Over the past few years, we have seen a substantial shift in the automotive market towards electric vehicles. As EV sales continue to rise, automobile manufacturers are extending their electric options to more of their line, which has included high-performance electric sports cars, trucks, and commercial vehicles—and now, off-road EVs.
With this development of more off-road EVs, there come new challenges for manufacturers. These vehicles are subject to more extreme environmental conditions and hazards, calling for stringent testing and performance requirements on the battery packs that power these vehicles.
Leak testing is integral to supporting the evolving performance needs of EV batteries
In order to ensure proper performance and safety in the field, EV batteries’ internal components must be protected from physical damage that may lead to any leakage of the liquid electrolyte from a battery cell. The electrolyte is a solution of lithium hexafluorophosphate salts. When this substance comes into contact with water, or even moisture present in ambient air, it can prompt a chemical reaction that can lead to fire or even an explosion. If the anode and cathode within a cell, already in very close proximity to one another, come in direct contact, it can cause a short that may lead to fire.
With manufacturing pressures pushing higher performance (further reducing the weight of a battery case), the internal and external structural elements of the battery pack are becoming thinner. With the increased performance requirements and this push towards lighter and thinner materials, leak testing has to evolve to keep pace.
Leak testing electric vehicles batteries to IP67 standards
When we quote a leak test system for an EV OEM or supplier, we ask for the target leak rate, test pressure, and desired test cycle time. However, we also look beyond the test station specs to consider the use case scenario in the field.
We have to consider that off-road vehicles may be subjected to very extreme use case conditions where the likelihood of fluid or moisture ingress becomes an even greater concern. Another consideration is that everyday passenger vehicles may operate in areas of the country where frequent and severe annual flooding occurs due to changes in seasonal weather patterns.
With these realities in mind, the IP67 rating has become the standard for many electric vehicle manufacturers. Any device or assembly rated to this standard must resist exposure to dust and withstand up to 30 minutes of submersion in water up to 40 inches (or one meter) in depth.

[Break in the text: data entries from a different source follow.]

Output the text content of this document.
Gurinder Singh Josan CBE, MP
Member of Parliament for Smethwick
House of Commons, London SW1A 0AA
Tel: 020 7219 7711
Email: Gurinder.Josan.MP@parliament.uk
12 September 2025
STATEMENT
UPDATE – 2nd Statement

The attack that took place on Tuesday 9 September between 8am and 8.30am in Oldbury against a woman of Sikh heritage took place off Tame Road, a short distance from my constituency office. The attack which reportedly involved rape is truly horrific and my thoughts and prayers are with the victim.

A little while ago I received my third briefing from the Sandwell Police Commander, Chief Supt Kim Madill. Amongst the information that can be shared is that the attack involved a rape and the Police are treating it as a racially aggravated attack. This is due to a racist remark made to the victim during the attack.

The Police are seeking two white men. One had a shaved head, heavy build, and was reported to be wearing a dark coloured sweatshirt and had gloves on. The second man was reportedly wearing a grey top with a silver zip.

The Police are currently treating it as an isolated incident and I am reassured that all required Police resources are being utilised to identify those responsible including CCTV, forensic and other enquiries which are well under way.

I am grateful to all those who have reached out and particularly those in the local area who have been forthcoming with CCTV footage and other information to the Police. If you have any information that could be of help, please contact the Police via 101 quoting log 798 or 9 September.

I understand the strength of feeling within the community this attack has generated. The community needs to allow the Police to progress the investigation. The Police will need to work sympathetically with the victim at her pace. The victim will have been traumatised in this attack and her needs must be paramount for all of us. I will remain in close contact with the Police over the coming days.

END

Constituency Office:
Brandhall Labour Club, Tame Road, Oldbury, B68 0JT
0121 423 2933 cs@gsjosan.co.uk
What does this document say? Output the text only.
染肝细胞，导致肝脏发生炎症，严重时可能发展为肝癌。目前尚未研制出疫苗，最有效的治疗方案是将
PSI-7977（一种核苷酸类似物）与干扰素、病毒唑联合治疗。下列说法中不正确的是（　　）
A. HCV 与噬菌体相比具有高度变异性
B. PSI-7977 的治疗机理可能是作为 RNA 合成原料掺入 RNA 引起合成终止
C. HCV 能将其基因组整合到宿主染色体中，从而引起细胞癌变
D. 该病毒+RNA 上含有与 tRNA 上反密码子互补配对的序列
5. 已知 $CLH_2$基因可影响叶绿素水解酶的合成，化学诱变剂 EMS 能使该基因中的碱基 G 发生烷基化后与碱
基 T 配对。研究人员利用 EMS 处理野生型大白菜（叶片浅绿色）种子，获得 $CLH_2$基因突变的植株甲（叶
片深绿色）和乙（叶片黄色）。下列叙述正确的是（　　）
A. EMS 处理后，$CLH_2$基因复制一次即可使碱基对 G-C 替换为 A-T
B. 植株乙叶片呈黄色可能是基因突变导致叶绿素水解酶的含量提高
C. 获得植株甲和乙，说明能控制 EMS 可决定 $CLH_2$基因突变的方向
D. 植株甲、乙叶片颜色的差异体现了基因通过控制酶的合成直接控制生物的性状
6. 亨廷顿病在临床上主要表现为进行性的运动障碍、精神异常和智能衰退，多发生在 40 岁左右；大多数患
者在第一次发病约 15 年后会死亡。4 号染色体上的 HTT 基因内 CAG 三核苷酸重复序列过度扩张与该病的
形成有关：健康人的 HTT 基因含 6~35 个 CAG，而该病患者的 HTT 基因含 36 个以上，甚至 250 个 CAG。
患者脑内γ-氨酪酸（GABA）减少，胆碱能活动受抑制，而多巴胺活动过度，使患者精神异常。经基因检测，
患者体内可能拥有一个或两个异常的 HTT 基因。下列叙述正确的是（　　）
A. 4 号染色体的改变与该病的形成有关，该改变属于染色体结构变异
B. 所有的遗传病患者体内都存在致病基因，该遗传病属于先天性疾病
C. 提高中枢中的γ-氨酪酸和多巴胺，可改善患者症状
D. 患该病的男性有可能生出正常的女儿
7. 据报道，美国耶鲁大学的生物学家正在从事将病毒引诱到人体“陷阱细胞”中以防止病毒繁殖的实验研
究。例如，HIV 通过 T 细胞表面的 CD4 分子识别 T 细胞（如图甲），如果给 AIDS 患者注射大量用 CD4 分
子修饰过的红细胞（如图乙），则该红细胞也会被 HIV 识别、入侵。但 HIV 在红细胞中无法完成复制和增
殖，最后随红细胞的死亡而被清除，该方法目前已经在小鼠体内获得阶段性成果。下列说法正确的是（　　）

For internal battery pack components such as the coolant system, a pressure decay or mass flow leak test with pressurized air is sufficient. To meet the IP67 standard (or an even more stringent standard, if we are also concerned about water vapor penetration with fluctuations in ambient humidity and atmospheric pressure due to elevation changes), we have to switch to test methods that can reliably and quickly test to even lower target leak rates. For EV battery packs and cases, this means either a volumetric fill test with a vacuum or a tracer gas method.